He was at the Curragh on Sunday to see Auguste Rodin win the Irish Derby and Graham Cunningham was able to call on Mick Kinane as an expert witness.
Just after six on a breezy Sunday afternoon in Kildare and I’m the only sober citizen on a packed Fosters courtesy bus from the Curragh back to Newbridge.
About 60 young lads and lasses dressed to kill are belting out ‘Rock Me Mama Like A Wagon Wheel’ with way more gusto than the song’s original writer Bob Dylan ever managed and I’m not sure I’ve ever felt quite so old – or envious.
This isn’t the place for in-depth analysis of what Auguste Rodin achieved in giving Ryan Moore his first Irish Derby success but the winner’s enclosure a couple of hours earlier certainly was – and the team behind the winner were all singing from the same hymn sheet.
“He shut down a bit” and “he was just waiting in front” were Ryan’s key comments. Aidan followed up with “it was all happening too slow” and “it didn’t work out proper for him,” while Michael Tabor followed up with “I don’t think we saw the real Auguste Rodin” before joking that “it means we get a good price next time.”
Coolmore sage John Magnier contented himself with reflecting on the “rarified atmosphere” Auguste Rodin occupies after sealing the Epsom/Curragh double but a driven-out defeat of a carefully ridden 33-1 stablemate Adelaide River leaves one key question hanging in the air.
Is Auguste Rodin truly exceptional or just very good?

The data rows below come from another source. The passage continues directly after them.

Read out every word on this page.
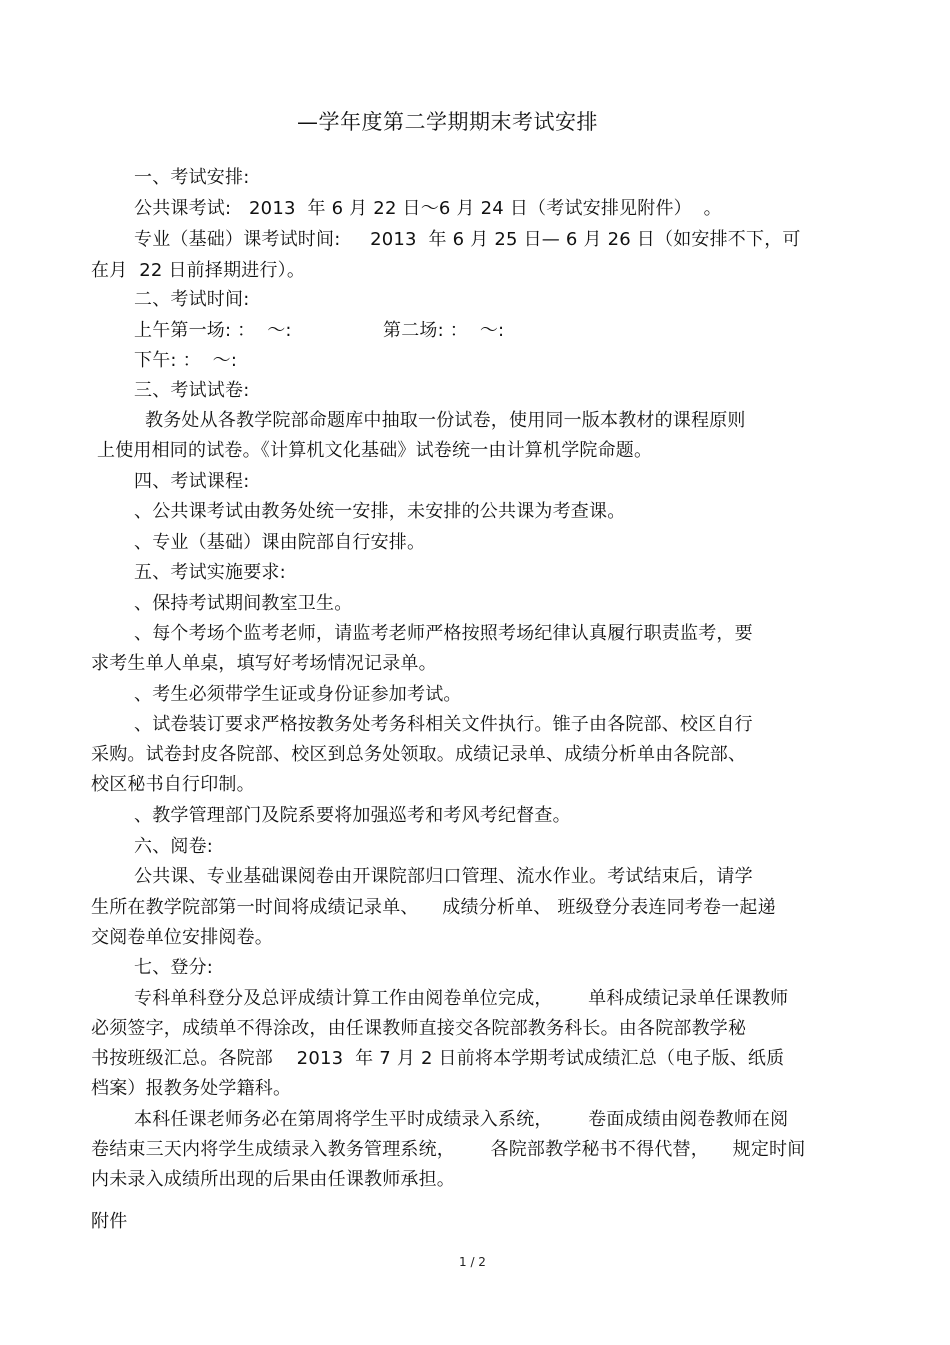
—学年度第二学期期末考试安排
一、考试安排:
公共课考试:   2013  年 6 月 22 日～6 月 24 日（考试安排见附件）  。
专业（基础）课考试时间:     2013  年 6 月 25 日— 6 月 26 日（如安排不下，可
在月  22 日前择期进行）。
二、考试时间:
上午第一场: ：  ～:	第二场: ：  ～:
下午: ：  ～:
三、考试试卷:
教务处从各教学院部命题库中抽取一份试卷，使用同一版本教材的课程原则
上使用相同的试卷。《计算机文化基础》试卷统一由计算机学院命题。
四、考试课程:
、公共课考试由教务处统一安排，未安排的公共课为考查课。
、专业（基础）课由院部自行安排。
五、考试实施要求:
、保持考试期间教室卫生。
、每个考场个监考老师，请监考老师严格按照考场纪律认真履行职责监考，要
求考生单人单桌，填写好考场情况记录单。
、考生必须带学生证或身份证参加考试。
、试卷装订要求严格按教务处考务科相关文件执行。锥子由各院部、校区自行
采购。试卷封皮各院部、校区到总务处领取。成绩记录单、成绩分析单由各院部、
校区秘书自行印制。
、教学管理部门及院系要将加强巡考和考风考纪督查。
六、阅卷:
公共课、专业基础课阅卷由开课院部归口管理、流水作业。考试结束后，请学
生所在教学院部第一时间将成绩记录单、    成绩分析单、 班级登分表连同考卷一起递
交阅卷单位安排阅卷。
七、登分:
专科单科登分及总评成绩计算工作由阅卷单位完成，      单科成绩记录单任课教师
必须签字，成绩单不得涂改，由任课教师直接交各院部教务科长。由各院部教学秘
书按班级汇总。各院部    2013  年 7 月 2 日前将本学期考试成绩汇总（电子版、纸质
档案）报教务处学籍科。
本科任课老师务必在第周将学生平时成绩录入系统，      卷面成绩由阅卷教师在阅
卷结束三天内将学生成绩录入教务管理系统，      各院部教学秘书不得代替，    规定时间
内未录入成绩所出现的后果由任课教师承担。
附件
1 / 2
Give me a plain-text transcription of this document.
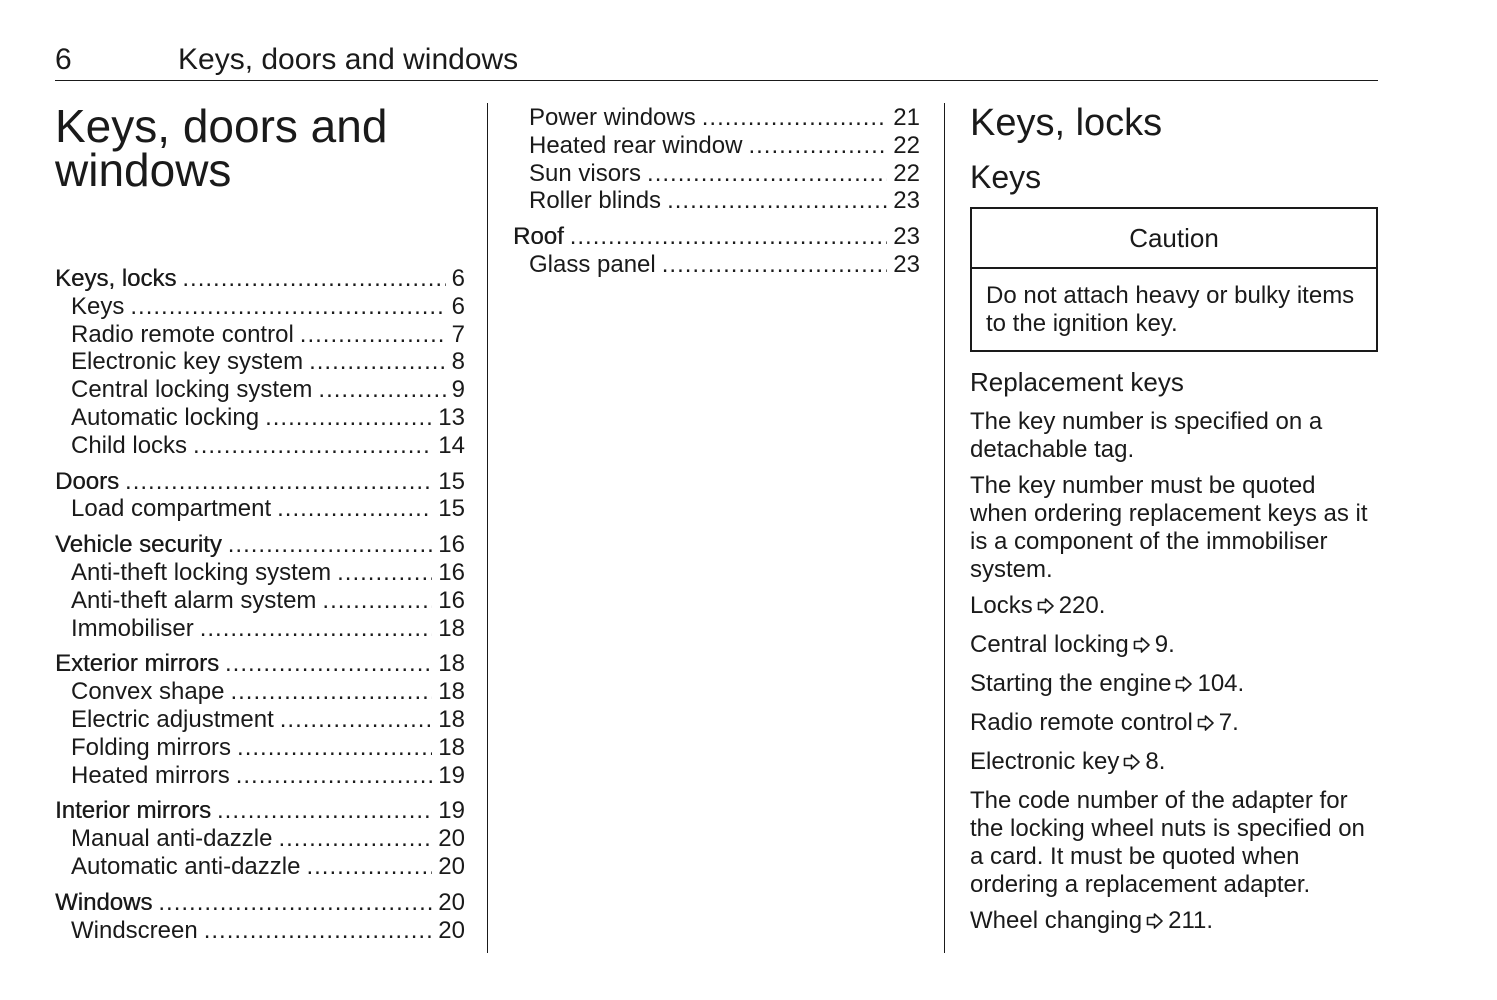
6	Keys, doors and windows
Keys, doors and windows
Keys, locks .....	6
Keys .....	6
Radio remote control .....	7
Electronic key system .....	8
Central locking system .....	9
Automatic locking .....	13
Child locks .....	14
Doors .....	15
Load compartment .....	15
Vehicle security .....	16
Anti-theft locking system .....	16
Anti-theft alarm system .....	16
Immobiliser .....	18
Exterior mirrors .....	18
Convex shape .....	18
Electric adjustment .....	18
Folding mirrors .....	18
Heated mirrors .....	19
Interior mirrors .....	19
Manual anti-dazzle .....	20
Automatic anti-dazzle .....	20
Windows .....	20
Windscreen .....	20
Power windows .....	21
Heated rear window .....	22
Sun visors .....	22
Roller blinds .....	23
Roof .....	23
Glass panel .....	23
Keys, locks
Keys
Caution
Do not attach heavy or bulky items to the ignition key.
Replacement keys

The key number is specified on a detachable tag.

The key number must be quoted when ordering replacement keys as it is a component of the immobiliser system.

Locks 220.

Central locking 9.

Starting the engine 104.

Radio remote control 7.

Electronic key 8.

The code number of the adapter for the locking wheel nuts is specified on a card. It must be quoted when ordering a replacement adapter.

Wheel changing 211.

The case for the defence is that he beat his Epsom victims White Birch and Sprewell by even further this time and never looked like getting beat as the runner-up rallied on Sunday in a race that changed appreciably when poor San Antonio broke a leg on the home turn.
And the case for the prosecution is that he didn’t seal the deal in anything like the same manner that past dual Derby winners like Galileo and High Chaparral did.
Time to call an expert witness to the stand.
Mick Kinane barely had an anxious moment in partnering that stellar pair to Irish Derby victory and, while conceding that Auguste Rodin has work to do to match their exploits, his instant reaction was to accentuate the positive.
“Look at the way he travelled in that strong wind down the far side and look at his auld ears pricking once he hit the front,” he said. “I’d say there’s still plenty in the locker and I’d love to see him in a really good race back at a mile and a quarter this season.”
Galileo turned out less than four weeks after his Curragh win and got the better of a memorable King George tussle with the world-class five-year-old Fantastic Light but Kinane feels that duel left something of a mark and connections were in no rush to commit their latest star to a battle with Pyledriver and company.
And, with Aidan saying that “we don’t want to expose him to too much hardship, that looks sensible.
Veteran RP scribe Alan Sweetman was right to point out that the decision to inject another 250,000 Euro into this year’s Derby prize fund was “a generous gesture greeted with profound indifference by overseas trainers.”
There’s no question that Auguste Rodin will face sterner tests of his credentials in the second half of the season and the business brains of Coolmore need to polish their latest jewel with care to maximise his stallion appeal.
Brian O’Connor of the Irish Times, summed up the global appeal of Auguste Rodin beautifully by describing him as “a living breathing mix of racing’s old world and the emergence of Japan as the sport’s newest superpower.”
Hopes of a first Triple Crown since Nijinsky came to nothing on a rough day at Newmarket but, with two Derbies in the bag, dreams of a different kind can now be entertained for a colt who is the spitting image of his sire Deep Impact and grandsire Sunday Silence.
Will he try to do what Deep Impact couldn’t in the 2006 Arc? Or might he try to emulate Sunday Silence’s unforgettable defeat of Easy Goer in the 1989 Breeders’ Cup Classic?
Kinane’s suggestion that a short break followed by the Juddmonte International at York might be the ideal springboard to an autumn campaign seems sensible.
As ever, racing’s Wagon Wheel turns and with that in mind it seems highly appropriate that the Fosters Fun Bus crew have just burst out into a boisterous rendition of 'Don't Stop Believing'. They didn't. Even after Newmarket.